4 Diverse Oregon High Schools Rise to Top
The Oregonian newspaper examined Smarter Balanced scores throughout the state and discovered four Oregon high schools that “outperformed the rest.” The reason? The schools’ dedication to teaching Common Core State Standards in math and English language arts.
An excerpt of the story is below, and you can read the full version at The Oregonian’s website:
Four Oregon high schools outperformed the rest, equipping two-thirds or more of their students with the writing, reasoning, research and math skills they’ll need in college and in life, new test scores indicate.
Tiny Helix High (pictured to the right) is situated in the middle of vast arid farmlands. All 16 members of the senior class passed the Smarter Balanced reading and writing test last spring.
The schools could not be more different. One, Helix, is set amid farmland and has a senior class of 16, while another, Lakeridge, enrolls 1,200 Lake Oswego teens. The others are small-town Elmira and suburban Wilsonville high schools.
But they all embrace the nation’s new college-ready standards, the Common Core.

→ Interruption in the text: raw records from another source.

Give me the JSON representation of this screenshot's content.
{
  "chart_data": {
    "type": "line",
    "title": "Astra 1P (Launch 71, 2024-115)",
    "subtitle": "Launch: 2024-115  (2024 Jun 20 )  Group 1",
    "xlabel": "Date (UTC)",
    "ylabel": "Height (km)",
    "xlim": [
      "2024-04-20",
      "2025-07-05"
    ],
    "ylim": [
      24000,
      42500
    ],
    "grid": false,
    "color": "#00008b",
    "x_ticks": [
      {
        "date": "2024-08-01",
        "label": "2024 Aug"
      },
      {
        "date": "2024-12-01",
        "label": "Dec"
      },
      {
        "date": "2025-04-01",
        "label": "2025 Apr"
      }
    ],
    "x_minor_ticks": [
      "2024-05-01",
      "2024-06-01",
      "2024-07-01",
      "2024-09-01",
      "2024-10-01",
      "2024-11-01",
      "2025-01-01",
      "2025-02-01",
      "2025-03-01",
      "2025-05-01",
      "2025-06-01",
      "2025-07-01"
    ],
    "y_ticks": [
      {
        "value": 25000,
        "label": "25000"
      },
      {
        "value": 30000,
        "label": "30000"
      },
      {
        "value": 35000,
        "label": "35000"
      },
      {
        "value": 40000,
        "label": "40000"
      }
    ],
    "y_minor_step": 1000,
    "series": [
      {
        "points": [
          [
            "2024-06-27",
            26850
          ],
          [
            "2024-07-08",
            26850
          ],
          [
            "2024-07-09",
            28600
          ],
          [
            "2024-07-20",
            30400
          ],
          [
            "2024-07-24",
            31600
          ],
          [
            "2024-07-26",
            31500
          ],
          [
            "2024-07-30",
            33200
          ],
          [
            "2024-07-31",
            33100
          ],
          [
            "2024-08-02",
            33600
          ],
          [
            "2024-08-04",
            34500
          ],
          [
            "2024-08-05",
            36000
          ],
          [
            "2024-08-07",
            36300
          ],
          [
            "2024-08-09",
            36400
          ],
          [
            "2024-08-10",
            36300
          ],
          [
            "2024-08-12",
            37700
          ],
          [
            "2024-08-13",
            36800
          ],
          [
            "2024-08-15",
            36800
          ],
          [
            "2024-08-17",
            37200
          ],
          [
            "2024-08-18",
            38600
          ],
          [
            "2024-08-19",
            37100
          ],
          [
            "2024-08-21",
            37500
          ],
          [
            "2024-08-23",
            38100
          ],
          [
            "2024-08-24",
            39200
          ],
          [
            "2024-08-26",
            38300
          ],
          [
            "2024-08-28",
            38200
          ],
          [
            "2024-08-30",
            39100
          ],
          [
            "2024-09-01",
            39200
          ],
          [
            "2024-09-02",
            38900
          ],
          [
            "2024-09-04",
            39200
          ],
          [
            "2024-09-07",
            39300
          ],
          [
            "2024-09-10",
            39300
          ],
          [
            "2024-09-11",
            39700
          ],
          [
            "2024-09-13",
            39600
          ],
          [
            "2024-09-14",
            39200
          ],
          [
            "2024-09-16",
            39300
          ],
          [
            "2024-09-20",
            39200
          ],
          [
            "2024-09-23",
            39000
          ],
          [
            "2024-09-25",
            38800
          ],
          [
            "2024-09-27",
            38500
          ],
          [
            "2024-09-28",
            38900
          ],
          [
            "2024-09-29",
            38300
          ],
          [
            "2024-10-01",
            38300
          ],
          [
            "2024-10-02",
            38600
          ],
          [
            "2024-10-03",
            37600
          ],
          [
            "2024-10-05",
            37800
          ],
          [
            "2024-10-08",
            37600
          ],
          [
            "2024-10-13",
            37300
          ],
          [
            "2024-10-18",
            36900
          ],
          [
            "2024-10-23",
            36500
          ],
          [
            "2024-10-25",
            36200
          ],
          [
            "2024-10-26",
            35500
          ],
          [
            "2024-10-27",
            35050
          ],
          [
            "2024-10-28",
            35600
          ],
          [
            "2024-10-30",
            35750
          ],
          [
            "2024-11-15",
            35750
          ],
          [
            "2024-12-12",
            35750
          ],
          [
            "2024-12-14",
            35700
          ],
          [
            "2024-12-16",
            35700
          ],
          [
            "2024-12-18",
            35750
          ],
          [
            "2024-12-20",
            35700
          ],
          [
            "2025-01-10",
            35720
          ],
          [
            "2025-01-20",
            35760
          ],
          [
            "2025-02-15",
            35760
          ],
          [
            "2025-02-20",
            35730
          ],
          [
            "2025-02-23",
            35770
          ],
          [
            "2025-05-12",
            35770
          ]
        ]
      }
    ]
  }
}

They show that an Oregon school can propel nearly all its students to that level, even when parents aren’t perfect, funding is tight and a growing share of students are low-income or non-white. …
Those schools managed to help roughly two-thirds of their students pass the difficult Smarter Balanced math test, twice the rate schools achieved statewide. And they saw from 89 percent of students (Elmira) to 100 percent (Helix) conquer the English exam, which requires excellence in reading, writing, listening and research.